An example of a confused idea addressed by Spinoza is emotion. Our emotions, he contends, are a result of ignorance. "We feel strongly because we understand dimly." One's emotional reaction to another person is a result of not understanding what makes that person act as he or she does. In experiencing the passions, one is reacting to external causes and one's conscious life is proceeding at the level of sense-perception, not at the level of the rational. If knowledge of this kind is insufficient, so much more so is a life that is based on it. The free man is conscious of his compulsions and seeks to understand them.
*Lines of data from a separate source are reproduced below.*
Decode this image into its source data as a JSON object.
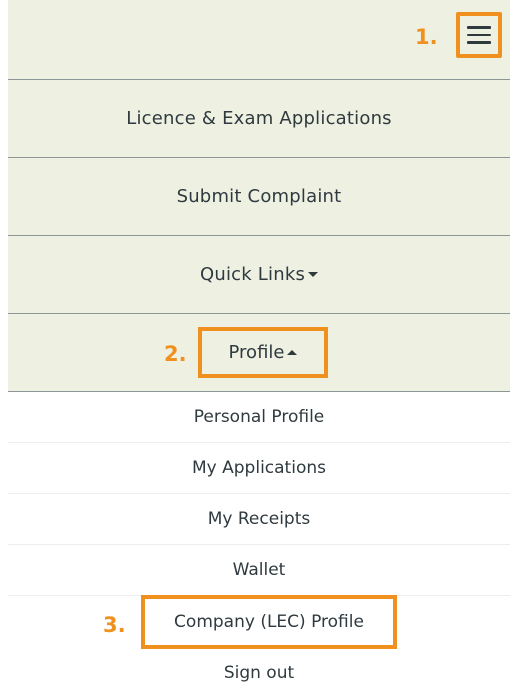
{
  "header": {
    "menu_icon": "hamburger-menu-icon"
  },
  "nav": {
    "licence_label": "Licence & Exam Applications",
    "complaint_label": "Submit Complaint",
    "quick_links_label": "Quick Links",
    "profile_label": "Profile"
  },
  "profile_menu": {
    "items": [
      "Personal Profile",
      "My Applications",
      "My Receipts",
      "Wallet",
      "Company (LEC) Profile",
      "Sign out"
    ]
  },
  "annotations": {
    "step1": "1.",
    "step2": "2.",
    "step3": "3.",
    "highlight_color": "#f0901e"
  },
  "colors": {
    "nav_background": "#eef0e2",
    "divider": "#8e9597",
    "text": "#2f3a3f"
  }
}
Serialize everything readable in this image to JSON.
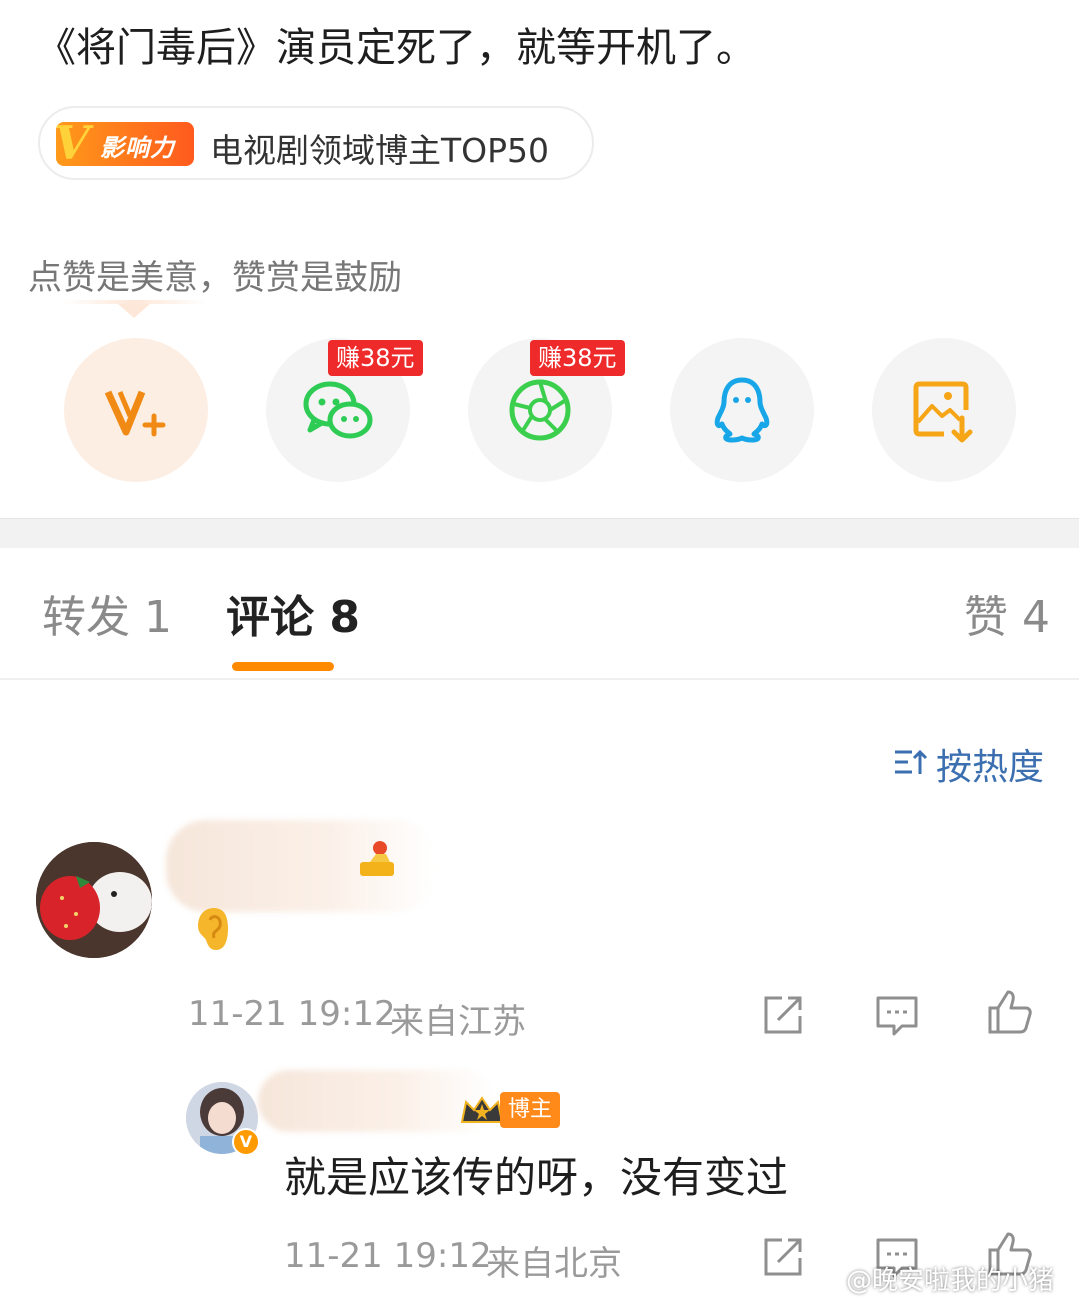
{
  "post": {
    "text": "《将门毒后》演员定死了，就等开机了。",
    "badge_text": "影响力",
    "badge_label": "电视剧领域博主TOP50"
  },
  "reward": {
    "tip": "点赞是美意，赞赏是鼓励"
  },
  "share": {
    "earn_tag_1": "赚38元",
    "earn_tag_2": "赚38元"
  },
  "tabs": {
    "repost": "转发 1",
    "comments": "评论 8",
    "likes": "赞 4"
  },
  "sort": {
    "label": "按热度"
  },
  "comment": {
    "time": "11-21 19:12",
    "location": "来自江苏"
  },
  "reply": {
    "tag": "博主",
    "verified_mark": "V",
    "text": "就是应该传的呀，没有变过",
    "time": "11-21 19:12",
    "location": "来自北京"
  },
  "watermark": {
    "text": "@晚安啦我的小猪"
  },
  "colors": {
    "accent_orange": "#ff8a00",
    "sort_blue": "#3b6fb0",
    "earn_red": "#ee2a2a",
    "wechat_green": "#2ecc55",
    "qq_blue": "#17a6e8"
  }
}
This is the only freedom one can truly aspire to -- not escape from the necessity of one's reality, but to understand both it and oneself as a part of it.
When one comes to this understanding, good and evil are seen as one's reaction to circumstance, not as the eternal nature of things. Indeed, the concept of good and evil is relative and has nothing to do with that eternal nature. Spinoza writes, "So every man, according to his emotions, judges a thing to be good or bad, useful or useless." The solution to such a dilemma is to understand one's relation to the eternal order of things and in so doing one is liberated from the perpetual anxiety of striving against it. Things are neither good nor evil in and of themselves, they are just necessary to the universe as a whole. Coming to this awareness is no simple task, but if one extrapolates rationalism in the manner prescribed by Spinoza, it is a necessary outgrowth. It is only in comprehending the universe that man can rise above it, for as the philosopher reminds us, "The intellectual love of God, which arises from the intuitive kind of knowledge, is eternal."